Cidade em fabricação
Farejo
esquinas e cantos e becos em suspense num cio de metáforas. Me comove o que
fazem com o chão e as paredes na cidade. Em especial os que pouco podem sobre o
chão e entre paredes. Então eles gritam pelas paredes e pelos prédios
desenhados.
A cidade
fabrica suas dores e seus próprios remédios. A cidade fabrica a arte e a arte
fabrica cidade.

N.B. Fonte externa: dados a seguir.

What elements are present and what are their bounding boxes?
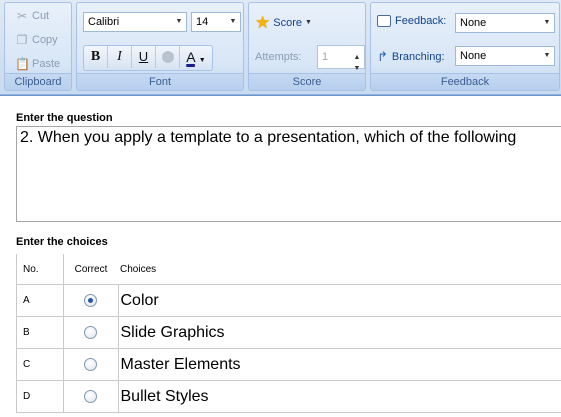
header-correct: Correct	[64, 254, 119, 285]
header-no: No.	[17, 254, 64, 285]
choice-text[interactable]: Master Elements	[118, 349, 561, 381]
choices-table: No. Correct Choices A Color B Slide Grap…	[16, 254, 561, 413]
correct-radio-selected[interactable]	[84, 294, 97, 307]
branching-label: ↱ Branching:	[377, 49, 445, 65]
choice-letter: D	[17, 381, 64, 413]
underline-button[interactable]: U	[132, 46, 156, 68]
choice-row: B Slide Graphics	[17, 317, 561, 349]
branching-label-text: Branching:	[392, 51, 445, 63]
italic-button[interactable]: I	[108, 46, 132, 68]
feedback-label: Feedback:	[377, 15, 446, 27]
choice-row: A Color	[17, 285, 561, 317]
copy-label: Copy	[32, 31, 58, 49]
font-family-combo[interactable]: Calibri ▼	[83, 12, 187, 32]
header-choices: Choices	[118, 254, 561, 285]
correct-radio[interactable]	[84, 390, 97, 403]
font-size-value: 14	[196, 16, 208, 28]
font-group-label: Font	[77, 73, 243, 90]
font-group: Calibri ▼ 14 ▼ B I U A ▼ Font	[76, 2, 244, 91]
attempts-label: Attempts:	[255, 51, 301, 63]
chevron-down-icon: ▼	[305, 19, 312, 26]
branching-combo[interactable]: None ▼	[455, 46, 555, 66]
clipboard-group-label: Clipboard	[5, 73, 71, 90]
question-text-input[interactable]: 2. When you apply a template to a presen…	[16, 126, 561, 222]
correct-cell	[64, 285, 119, 317]
feedback-group-label: Feedback	[371, 73, 559, 90]
clipboard-group: ✂ Cut ❐ Copy 📋 Paste Clipboard	[4, 2, 72, 91]
chevron-down-icon: ▼	[199, 57, 206, 64]
feedback-group: Feedback: None ▼ ↱ Branching: None ▼ Fee…	[370, 2, 560, 91]
highlight-icon	[162, 51, 174, 63]
score-button[interactable]: ★ Score ▼	[255, 14, 312, 31]
choices-section-title: Enter the choices	[16, 236, 108, 248]
question-editor: Enter the question 2. When you apply a t…	[0, 95, 561, 417]
branching-value: None	[460, 50, 486, 62]
paste-icon: 📋	[15, 57, 29, 71]
choice-letter: C	[17, 349, 64, 381]
cut-button[interactable]: ✂ Cut	[15, 7, 49, 25]
score-group-label: Score	[249, 73, 365, 90]
copy-button[interactable]: ❐ Copy	[15, 31, 58, 49]
correct-cell	[64, 381, 119, 413]
chevron-down-icon: ▼	[226, 13, 240, 31]
speech-bubble-icon	[377, 15, 391, 27]
chevron-down-icon: ▼	[540, 14, 554, 32]
choices-header-row: No. Correct Choices	[17, 254, 561, 285]
choice-text[interactable]: Color	[118, 285, 561, 317]
bold-button[interactable]: B	[84, 46, 108, 68]
correct-cell	[64, 349, 119, 381]
correct-cell	[64, 317, 119, 349]
format-toolbar: B I U A ▼	[83, 45, 213, 71]
branching-arrow-icon: ↱	[377, 49, 388, 65]
copy-icon: ❐	[15, 33, 29, 47]
chevron-down-icon: ▼	[172, 13, 186, 31]
font-color-button[interactable]: A ▼	[180, 46, 212, 68]
correct-radio[interactable]	[84, 358, 97, 371]
attempts-spinner[interactable]: 1 ▲ ▼	[317, 45, 365, 69]
cut-label: Cut	[32, 7, 49, 25]
paste-label: Paste	[32, 55, 60, 73]
feedback-combo[interactable]: None ▼	[455, 13, 555, 33]
paste-button[interactable]: 📋 Paste	[15, 55, 60, 73]
score-button-label: Score	[273, 17, 302, 29]
highlight-button[interactable]	[156, 46, 180, 68]
correct-radio[interactable]	[84, 326, 97, 339]
score-group: ★ Score ▼ Attempts: 1 ▲ ▼ Score	[248, 2, 366, 91]
choice-row: D Bullet Styles	[17, 381, 561, 413]
font-size-combo[interactable]: 14 ▼	[191, 12, 241, 32]
choice-text[interactable]: Bullet Styles	[118, 381, 561, 413]
choice-row: C Master Elements	[17, 349, 561, 381]
star-icon: ★	[255, 14, 270, 31]
choice-letter: B	[17, 317, 64, 349]
feedback-label-text: Feedback:	[395, 15, 446, 27]
scissors-icon: ✂	[15, 9, 29, 23]
choice-text[interactable]: Slide Graphics	[118, 317, 561, 349]
choice-letter: A	[17, 285, 64, 317]
font-color-label: A	[186, 49, 195, 65]
chevron-down-icon: ▼	[540, 47, 554, 65]
font-family-value: Calibri	[88, 16, 119, 28]
attempts-value: 1	[322, 51, 328, 63]
feedback-value: None	[460, 17, 486, 29]
question-section-title: Enter the question	[16, 112, 113, 124]
ribbon: ✂ Cut ❐ Copy 📋 Paste Clipboard Calibri ▼…	[0, 0, 561, 95]
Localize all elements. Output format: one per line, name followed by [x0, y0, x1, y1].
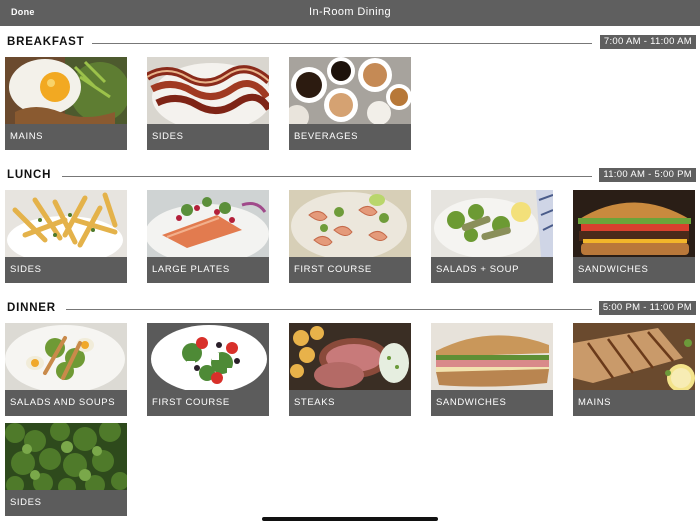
burger-photo [573, 190, 695, 257]
tile-label: LARGE PLATES [147, 257, 269, 283]
egg-salad-photo [5, 323, 127, 390]
top-bar: Done In-Room Dining [0, 0, 700, 26]
tile-label: SALADS + SOUP [431, 257, 553, 283]
menu-tile-dinner-mains[interactable]: MAINS [573, 323, 695, 416]
menu-tile-lunch-first-course[interactable]: FIRST COURSE [289, 190, 411, 283]
tile-label: SANDWICHES [431, 390, 553, 416]
menu-tile-dinner-sandwiches[interactable]: SANDWICHES [431, 323, 553, 416]
tile-label: MAINS [573, 390, 695, 416]
tile-label: FIRST COURSE [147, 390, 269, 416]
divider [66, 309, 592, 310]
section-title: LUNCH [7, 169, 56, 181]
menu-tile-breakfast-mains[interactable]: MAINS [5, 57, 127, 150]
tile-label: BEVERAGES [289, 124, 411, 150]
shrimp-photo [289, 190, 411, 257]
hours-badge: 5:00 PM - 11:00 PM [598, 301, 696, 315]
tile-label: SIDES [5, 257, 127, 283]
tile-label: STEAKS [289, 390, 411, 416]
menu-tile-lunch-salads-soup[interactable]: SALADS + SOUP [431, 190, 553, 283]
salad-photo [431, 190, 553, 257]
salmon-photo [147, 190, 269, 257]
coffee-photo [289, 57, 411, 124]
menu-tile-breakfast-sides[interactable]: SIDES [147, 57, 269, 150]
home-indicator [262, 517, 438, 521]
tile-label: MAINS [5, 124, 127, 150]
section-title: BREAKFAST [7, 36, 89, 48]
hours-badge: 11:00 AM - 5:00 PM [599, 168, 696, 182]
section-header-lunch: LUNCH 11:00 AM - 5:00 PM [6, 168, 696, 184]
steak-photo [289, 323, 411, 390]
menu-tile-dinner-steaks[interactable]: STEAKS [289, 323, 411, 416]
kale-photo [5, 423, 127, 490]
eggs-photo [5, 57, 127, 124]
grilled-fish-photo [573, 323, 695, 390]
section-title: DINNER [7, 302, 60, 314]
tile-label: SALADS AND SOUPS [5, 390, 127, 416]
section-header-breakfast: BREAKFAST 7:00 AM - 11:00 AM [6, 35, 696, 51]
divider [92, 43, 592, 44]
fries-photo [5, 190, 127, 257]
menu-tile-dinner-sides[interactable]: SIDES [5, 423, 127, 516]
tile-label: SANDWICHES [573, 257, 695, 283]
tile-label: FIRST COURSE [289, 257, 411, 283]
hours-badge: 7:00 AM - 11:00 AM [599, 35, 696, 49]
sandwich-photo [431, 323, 553, 390]
menu-tile-dinner-first-course[interactable]: FIRST COURSE [147, 323, 269, 416]
menu-tile-breakfast-beverages[interactable]: BEVERAGES [289, 57, 411, 150]
menu-tile-lunch-sandwiches[interactable]: SANDWICHES [573, 190, 695, 283]
tile-label: SIDES [147, 124, 269, 150]
section-header-dinner: DINNER 5:00 PM - 11:00 PM [6, 301, 696, 317]
greek-salad-photo [147, 323, 269, 390]
menu-tile-lunch-sides[interactable]: SIDES [5, 190, 127, 283]
tile-label: SIDES [5, 490, 127, 516]
bacon-photo [147, 57, 269, 124]
menu-tile-dinner-salads-and-soups[interactable]: SALADS AND SOUPS [5, 323, 127, 416]
divider [62, 176, 592, 177]
menu-tile-lunch-large-plates[interactable]: LARGE PLATES [147, 190, 269, 283]
page-title: In-Room Dining [308, 6, 392, 18]
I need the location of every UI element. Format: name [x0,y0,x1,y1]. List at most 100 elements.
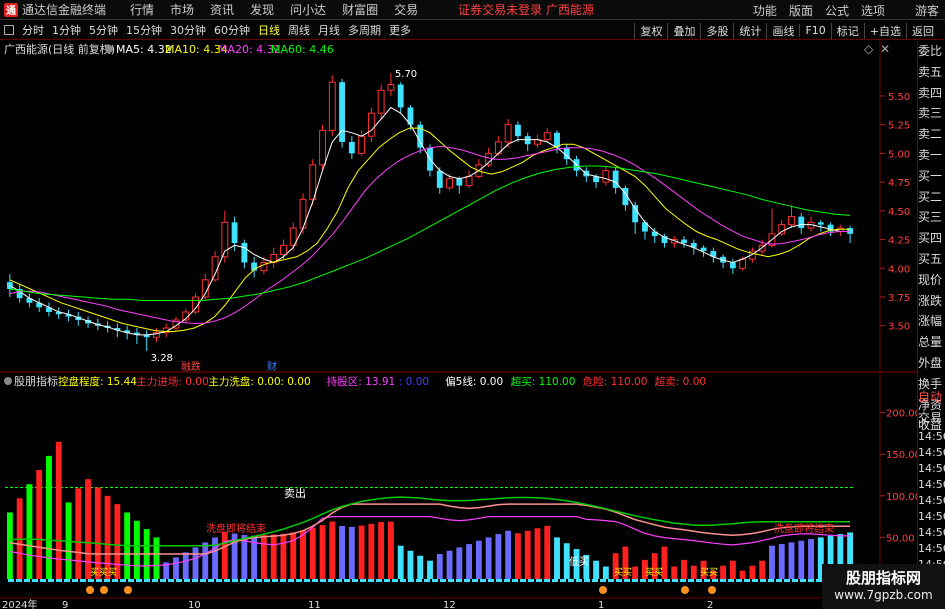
baseline-marker [176,579,182,582]
period-tab[interactable]: 1分钟 [48,22,85,38]
indicator-bar [104,495,111,579]
candle-body [358,135,366,154]
trade-login-notice[interactable]: 证券交易未登录 广西能源 [458,1,594,18]
period-tab-daily[interactable]: 日线 [254,22,284,38]
menu-quotes[interactable]: 行情 [122,1,162,18]
candle-body [798,216,805,229]
add-watchlist-button[interactable]: +自选 [863,22,906,39]
period-tab[interactable]: 多周期 [344,22,385,38]
draw-line-button[interactable]: 画线 [766,22,799,39]
period-tab[interactable]: 60分钟 [210,22,254,38]
time-axis-label: 10 [188,600,201,609]
mark-button[interactable]: 标记 [830,22,864,39]
tick-time: 14:56 [918,429,945,443]
indicator-bar [544,525,551,579]
baseline-marker [272,579,278,582]
candle-body [817,222,824,225]
baseline-marker [720,579,726,582]
chart-area[interactable]: 广西能源(日线 前复权) MA5: 4.32 MA10: 4.34 MA20: … [0,41,917,609]
menu-function[interactable]: 功能 [747,2,783,19]
overlay-button[interactable]: 叠加 [667,22,700,39]
f10-button[interactable]: F10 [799,24,830,37]
back-button[interactable]: 返回 [906,22,939,39]
indicator-bar [339,525,345,579]
stats-button[interactable]: 统计 [733,22,766,39]
indicator-bar [720,565,727,579]
indicator-bar [26,484,33,579]
toggle-panel-icon[interactable] [4,25,14,35]
buy-marker-icon [100,586,108,594]
baseline-marker [48,579,54,582]
close-icon[interactable]: ✕ [880,42,890,56]
auto-trade-tab[interactable]: 自动 [918,387,945,408]
period-tab[interactable]: 分时 [18,22,48,38]
menu-formula[interactable]: 公式 [819,2,855,19]
watermark-url: www.7gpzb.com [834,588,933,602]
indicator-field: 偏5线: 0.00 [445,375,503,388]
menu-ask[interactable]: 问小达 [282,1,334,18]
side-quote-label: 买五 [918,251,943,266]
baseline-marker [192,579,198,582]
indicator-bar [436,554,443,579]
indicator-name: 股朋指标 [14,374,58,388]
menu-guest[interactable]: 游客 [909,2,945,19]
quote-side-panel: 委比 卖五 卖四 卖三 卖二 卖一 买一 买二 买三 买四 买五 现价 涨跌 涨幅 总量 外盘 换手 净资 收益 自… [917,41,945,609]
period-tab[interactable]: 月线 [314,22,344,38]
candle-body [681,239,687,244]
multi-stock-button[interactable]: 多股 [700,22,733,39]
baseline-marker [648,579,654,582]
side-quote-label: 买一 [918,168,943,183]
side-quote-label: 卖一 [918,147,943,162]
candle-body [543,132,551,141]
indicator-bar [153,537,160,579]
baseline-marker [688,579,694,582]
adjust-button[interactable]: 复权 [634,22,667,39]
indicator-bar [524,530,531,579]
menu-market[interactable]: 市场 [162,1,202,18]
main-chart-header: 广西能源(日线 前复权) MA5: 4.32 MA10: 4.34 MA20: … [4,42,890,56]
period-tab[interactable]: 周线 [284,22,314,38]
expand-icon[interactable]: ◇ [864,42,874,56]
trade-tab[interactable]: 交易 [918,408,945,429]
menu-trade[interactable]: 交易 [386,1,426,18]
indicator-bar [427,560,433,579]
baseline-marker [712,579,718,582]
baseline-marker [544,579,550,582]
baseline-marker [728,579,734,582]
event-label-finance[interactable]: 财 [267,360,277,373]
menu-discover[interactable]: 发现 [242,1,282,18]
indicator-field: 超买: 110.00 [511,375,576,388]
chart-settings-icon[interactable] [105,45,113,53]
ma-lines [9,106,851,336]
indicator-bar [769,545,775,579]
baseline-marker [72,579,78,582]
menu-wealth[interactable]: 财富圈 [334,1,386,18]
indicator-bar [446,550,453,579]
indicator-bar [681,559,687,579]
menu-layout[interactable]: 版面 [783,2,819,19]
baseline-marker [144,579,150,582]
sell-signal-label: 卖出 [284,486,306,500]
high-price-label: 5.70 [395,69,417,80]
period-tab-more[interactable]: 更多 [385,22,415,38]
period-tab[interactable]: 30分钟 [166,22,210,38]
baseline-marker [352,579,358,582]
event-label-drop[interactable]: 融跌 [181,360,201,373]
buy-signal-label: 买买 [700,567,718,578]
indicator-bar [270,534,277,579]
baseline-marker [752,579,758,582]
menu-options[interactable]: 选项 [855,2,891,19]
menu-news[interactable]: 资讯 [202,1,242,18]
app-logo-icon: 通 [4,2,18,17]
period-tab[interactable]: 5分钟 [85,22,122,38]
baseline-marker [552,579,558,582]
indicator-settings-icon[interactable] [4,377,12,385]
candle-body [387,83,395,91]
candle-body [231,222,238,244]
baseline-marker [232,579,238,582]
indicator-bar [534,528,541,579]
candle-body [348,141,355,154]
period-tab[interactable]: 15分钟 [122,22,166,38]
baseline-marker [40,579,46,582]
baseline-marker [608,579,614,582]
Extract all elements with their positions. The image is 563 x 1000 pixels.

A cidade, em especial o ambiente da metrópole, me causa
curiosidades e paixões. Me fabrica.
Gosto de
andar na noite nos passeios das feras. Os lugares de fomes e de sedes. Ali os
copos se derramam e as salivas e cheiros coloridos ácidos ou salgados – gosto –
enquanto em tudo o mais há sono e sonhos aqui não há paz. E isso é bom.
Há medo
também mas há um medo maior de inexistir – há essa necessidade de cravar unhas. De nosso caos.
A cidade
comunica, através de seus semáforos, anúncios luminosos, pixos e gritos de
ambulantes. A arte comunica, através de seus gritos, seus anúncios luminosos,
seus ambulantes – seus cidadãos perambulantes. Cada um gira um mundo sob os pés
sob os trilhos pra onde vai de onde vem em caminhos possíveis e impossíveis da
cidade.
A cidade
joga todas as verdades na minha cara enquanto eu passo com meu próprio passo já
sem saber quais são as minhas. O ônibus se desloca pela rua enquanto as
calçadas pixam minha cara e roem meus muros e mijam em meus sapatos. Eu me
desloco pela calçada sentindo cheiros e buscando sabores – em bares com
azulejos em seus mostradores com garrafas coloridas e ladrilhos e mesas onde se
salva a humanidade ou se finge se salvar.
No trânsito
de criaturas que buscam, no mundo em que todo mundo é deus.
Cidade em espera
das cidades
agora em certa paz momentânea de barulhos e pressas sobra a intempérie dos
medos e saudades por trás das fechaduras e janelas. todos que escondíamos medos
os medos penduramos nos varais das sacadas. em algumas vias públicas os que
ficam esquecidos e fazem barulhos e nós que passamos mascarados.
(no
carnaval nós brincamos e eu estupefata com a beleza do casario e as caras
sorridentes das pessoas com maçãs do rosto brilhantes e pulamos no meio da rua
cantando e nos abraçando. os carros eram proibidos e nós podíamos ficar enormes).
e faz
pouco, tão pouco tempo.
em pouco
tempo sairemos, e será até mais bonito. eu pegarei na sua mão para atravessar a
rua, que espera nossos barulhos. por ora, nos amemos por dentro.